Par Meriem BOUGHACHICHE
2009 - 07
Écrite par des ruraux, nomades, citadins, aristocrates, berbères, chrétiens musulmans, juifs, Français, Arabes, Franco-Algériens, la littérature algérienne de langue française reflète la complexité, la diversité et la richesse de l’histoire du pays. Liée à la colonisation, celle-ci est devenue, avant même qu’elle ne soit achevée, matière intarissable où l’engagement n’ôte rien à l’originalité d’une écriture qui s’affirme, se renouvelle, perpétue la précédente et s’enrichit avec le temps. Le panorama de cette littérature rend compte des parcours historique, idéologique et esthétique, et nombre de critiques s’accordent pour voir dans son développement des phases incontournables?: Aux alentours des années 20 avance timidement une littérature d’assimilation et d’apprentissage de la langue et de la culture de l’Autre, une période au cours de laquelle les Algériens sentent le besoin de parler aux Français de leur vie d’indigène en s’adonnant à des genres comme la nouvelle, l’essai, le poème, le témoignage?: Khadra, danseuse des Ouled Naïl de Slimane ben Brahim, Ahmed ben Mustafa, goumier de Caïd ben Cherif, Zohra, La femme d’un mineur d'Abdelkader Hadj-Hamou, Mériem dans les palmes de Mohammed Ould Cheikh, Étoile secrète de Jean Amrouche, Jacinthe noire de Marguerite Louis Taos.

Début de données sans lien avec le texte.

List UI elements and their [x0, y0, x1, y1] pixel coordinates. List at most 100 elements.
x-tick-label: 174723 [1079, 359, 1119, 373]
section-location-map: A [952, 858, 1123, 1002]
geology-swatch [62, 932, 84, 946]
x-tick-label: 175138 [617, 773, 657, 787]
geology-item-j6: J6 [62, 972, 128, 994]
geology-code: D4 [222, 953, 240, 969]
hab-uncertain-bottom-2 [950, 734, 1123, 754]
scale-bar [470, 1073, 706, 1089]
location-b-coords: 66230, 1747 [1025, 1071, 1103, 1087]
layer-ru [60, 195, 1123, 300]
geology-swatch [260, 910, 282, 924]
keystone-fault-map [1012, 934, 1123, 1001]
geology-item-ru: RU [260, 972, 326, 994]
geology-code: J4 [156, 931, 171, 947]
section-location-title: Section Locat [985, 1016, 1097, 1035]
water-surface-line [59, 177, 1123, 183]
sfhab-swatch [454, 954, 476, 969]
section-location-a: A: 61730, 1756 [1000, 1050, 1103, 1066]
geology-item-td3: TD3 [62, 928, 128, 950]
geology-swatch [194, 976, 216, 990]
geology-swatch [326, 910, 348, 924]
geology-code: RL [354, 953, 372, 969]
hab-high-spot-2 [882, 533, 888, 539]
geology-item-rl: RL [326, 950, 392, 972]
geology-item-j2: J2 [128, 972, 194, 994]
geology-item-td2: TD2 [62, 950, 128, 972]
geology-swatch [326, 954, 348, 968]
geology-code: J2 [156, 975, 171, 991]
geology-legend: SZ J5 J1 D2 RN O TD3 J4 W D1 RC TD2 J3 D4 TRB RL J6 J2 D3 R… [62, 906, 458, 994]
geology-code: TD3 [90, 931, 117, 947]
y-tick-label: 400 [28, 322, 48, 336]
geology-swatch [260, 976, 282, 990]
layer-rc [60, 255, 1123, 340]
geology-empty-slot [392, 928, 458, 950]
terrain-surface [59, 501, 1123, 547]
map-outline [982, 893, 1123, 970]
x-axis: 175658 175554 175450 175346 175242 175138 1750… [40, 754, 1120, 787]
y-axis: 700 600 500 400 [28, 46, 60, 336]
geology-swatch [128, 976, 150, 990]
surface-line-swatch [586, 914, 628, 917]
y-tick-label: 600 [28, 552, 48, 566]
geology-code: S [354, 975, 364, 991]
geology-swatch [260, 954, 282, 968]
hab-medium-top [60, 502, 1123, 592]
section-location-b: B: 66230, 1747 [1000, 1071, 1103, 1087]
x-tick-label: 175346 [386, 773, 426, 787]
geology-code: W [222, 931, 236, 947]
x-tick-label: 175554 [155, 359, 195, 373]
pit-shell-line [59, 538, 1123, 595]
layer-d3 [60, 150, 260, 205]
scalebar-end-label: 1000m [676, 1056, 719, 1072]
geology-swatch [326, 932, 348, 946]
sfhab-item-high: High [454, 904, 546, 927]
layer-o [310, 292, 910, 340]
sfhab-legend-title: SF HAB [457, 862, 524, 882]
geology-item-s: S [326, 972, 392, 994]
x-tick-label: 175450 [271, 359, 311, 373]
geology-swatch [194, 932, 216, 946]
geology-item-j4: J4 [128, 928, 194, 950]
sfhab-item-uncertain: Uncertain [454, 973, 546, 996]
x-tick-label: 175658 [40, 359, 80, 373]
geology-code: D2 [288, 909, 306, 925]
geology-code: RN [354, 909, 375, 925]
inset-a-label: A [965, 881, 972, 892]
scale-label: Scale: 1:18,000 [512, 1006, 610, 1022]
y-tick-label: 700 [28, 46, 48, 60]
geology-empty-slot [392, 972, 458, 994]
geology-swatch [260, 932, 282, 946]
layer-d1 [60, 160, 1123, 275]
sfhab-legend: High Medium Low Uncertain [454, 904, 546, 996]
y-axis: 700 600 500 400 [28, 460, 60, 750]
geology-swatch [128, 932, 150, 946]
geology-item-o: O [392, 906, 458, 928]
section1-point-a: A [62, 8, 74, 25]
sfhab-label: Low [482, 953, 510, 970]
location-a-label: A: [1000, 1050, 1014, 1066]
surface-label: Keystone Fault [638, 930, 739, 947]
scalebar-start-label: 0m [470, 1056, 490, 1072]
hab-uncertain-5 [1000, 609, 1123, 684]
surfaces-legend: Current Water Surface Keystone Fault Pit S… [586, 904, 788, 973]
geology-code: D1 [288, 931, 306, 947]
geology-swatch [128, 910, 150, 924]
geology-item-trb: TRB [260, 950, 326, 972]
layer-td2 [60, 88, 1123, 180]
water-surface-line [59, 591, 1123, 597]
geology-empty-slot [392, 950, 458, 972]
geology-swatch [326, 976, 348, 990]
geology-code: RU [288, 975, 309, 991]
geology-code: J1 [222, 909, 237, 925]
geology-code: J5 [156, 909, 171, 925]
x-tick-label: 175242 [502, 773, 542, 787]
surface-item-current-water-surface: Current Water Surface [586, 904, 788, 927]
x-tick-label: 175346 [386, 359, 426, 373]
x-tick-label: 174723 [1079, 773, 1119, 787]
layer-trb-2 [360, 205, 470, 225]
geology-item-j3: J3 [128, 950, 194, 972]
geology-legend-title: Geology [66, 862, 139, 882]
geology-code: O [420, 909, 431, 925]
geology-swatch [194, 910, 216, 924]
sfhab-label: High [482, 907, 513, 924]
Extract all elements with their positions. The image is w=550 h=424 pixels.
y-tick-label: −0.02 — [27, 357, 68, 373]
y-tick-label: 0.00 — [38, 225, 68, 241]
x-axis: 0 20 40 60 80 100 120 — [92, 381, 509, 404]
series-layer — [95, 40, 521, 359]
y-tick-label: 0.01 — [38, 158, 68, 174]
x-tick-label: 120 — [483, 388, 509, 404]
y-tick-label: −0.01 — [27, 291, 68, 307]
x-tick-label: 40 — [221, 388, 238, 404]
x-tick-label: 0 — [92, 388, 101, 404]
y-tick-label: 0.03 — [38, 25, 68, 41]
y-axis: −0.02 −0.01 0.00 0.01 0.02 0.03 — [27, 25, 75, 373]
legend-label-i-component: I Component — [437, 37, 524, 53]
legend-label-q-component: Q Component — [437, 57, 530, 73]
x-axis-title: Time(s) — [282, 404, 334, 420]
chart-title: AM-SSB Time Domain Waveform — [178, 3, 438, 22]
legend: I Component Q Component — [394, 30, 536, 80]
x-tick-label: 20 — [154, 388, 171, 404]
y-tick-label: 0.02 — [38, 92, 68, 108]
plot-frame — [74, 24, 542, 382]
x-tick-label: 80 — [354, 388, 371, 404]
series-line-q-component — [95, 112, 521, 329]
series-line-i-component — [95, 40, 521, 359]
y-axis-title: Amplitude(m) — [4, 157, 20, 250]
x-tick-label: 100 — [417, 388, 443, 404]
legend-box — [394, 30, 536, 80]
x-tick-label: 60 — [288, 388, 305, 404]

Peu à peu, le français devient directement le vecteur principal des grands débats qui agitent l’Algérie suscitant, au début des années 50, l’apparition d’une littérature ethnographique haute en couleur qui glisse vers l’autobiographique dont les principaux ouvrages furent?: Le Fils du pauvre de Mouloud Feraoun, La Colline oubliée de Mouloud Mammeri, La Grande maison de Mohammed Dib, descriptions de la vie traditionnelle, du folklore, des coutumes et des mœurs des Algériens dénonçant le colonialisme. C’est une écriture réaliste ancrée dans le terroir dont les techniques et les effets rappellent ceux des romans classiques occidentaux, vu l’impact de la formation scolaire sur ces auteurs.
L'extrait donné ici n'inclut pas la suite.